In the aforementioned research related to CPS modeling and verification, researchers have considered its characteristics and behaviors from various aspects. However, it is impossible to model CPS in detail. We comprehensively capture the behavior and characteristics of CPS and consider the non-functional attributes of CPS, such as reliability and performance. We use probabilistic model checking techniques to quantitatively verify them, in order to quantitatively evaluate CPS. Our research method is an effective supplement to existing methods and has practical application value. Moreover, we can understand that symbolic model checking has alleviated the problem of state space explosion to some extent, symbolic model checking has been verified in several types of systems. We integrate the main ideas of symbolic model checking and probabilistic model checking to comprehensively describe the various behaviors and characteristics of CPS and efficiently perform quantitative evaluation of CPS.

9 Conclusion

For CPS with complex structures, high reliability and performance requirements are necessary. We extend LTS to propose HPTCTS, which can model the continuous behavior, probabilistic behavior, concurrent behavior, temporal characteristics, and performance of CPS comprehensively. In order to be able to describe the functional and security properties of HPTCTS and also to calculate the performance metrics that the system needs to satisfy, we propose the HPTCTS-TL. We symbolically represent HPTCTS using ORBDD, and HPTCTS-TL formulas are also symbolically represented as Boolean functions. We use ORBDD and Boolean formulas of temporal logic as inputs for symbolic model checking to mitigate state space explosion when quantitatively evaluating the HPTCTS model. We implement some algorithms to quantitatively evaluate HPTCTS and demonstrate through case studies that our work contributes to the development of a more efficient and comprehensive approach to evaluating CPS performance.

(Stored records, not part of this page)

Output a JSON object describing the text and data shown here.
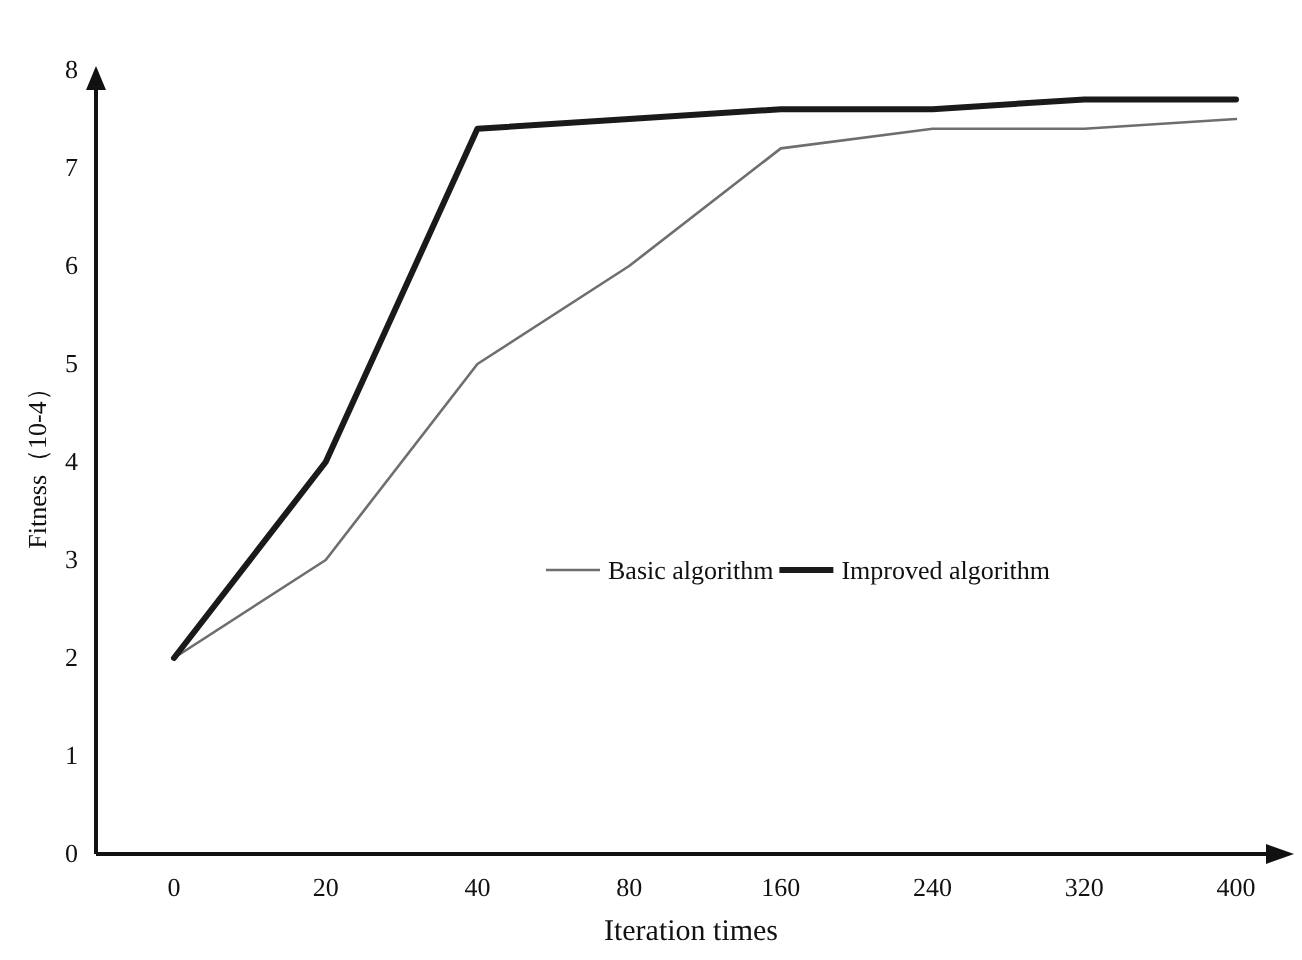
{
  "chart_data": {
    "type": "line",
    "xlabel": "Iteration times",
    "ylabel": "Fitness（10-4）",
    "categories": [
      "0",
      "20",
      "40",
      "80",
      "160",
      "240",
      "320",
      "400"
    ],
    "series": [
      {
        "name": "Basic algorithm",
        "color": "#6e6e6e",
        "values": [
          2,
          3,
          5,
          6,
          7.2,
          7.4,
          7.4,
          7.5
        ]
      },
      {
        "name": "Improved algorithm",
        "color": "#1a1a1a",
        "values": [
          2,
          4,
          7.4,
          7.5,
          7.6,
          7.6,
          7.7,
          7.7
        ]
      }
    ],
    "ylim": [
      0,
      8
    ],
    "yticks": [
      0,
      1,
      2,
      3,
      4,
      5,
      6,
      7,
      8
    ],
    "grid": false,
    "legend": "right",
    "marker": "none",
    "line_style": "solid"
  }
}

The method proposed in this paper is crucial for the successful deployment of CPS in real-world applications. Furthermore, the proposed method enhances understanding of CPS and provides a better understanding of its functionality, performance, and reliability. The modeling method and temporal logic are proposed in this paper can also be extended to various CPS applications and will help advance research in the field. Although the introduction of symbolic thinking solves the problem of state space explosion, there are still limitations when facing larger-scale systems, and further improvements are needed in the quantification evaluation of CPS methods.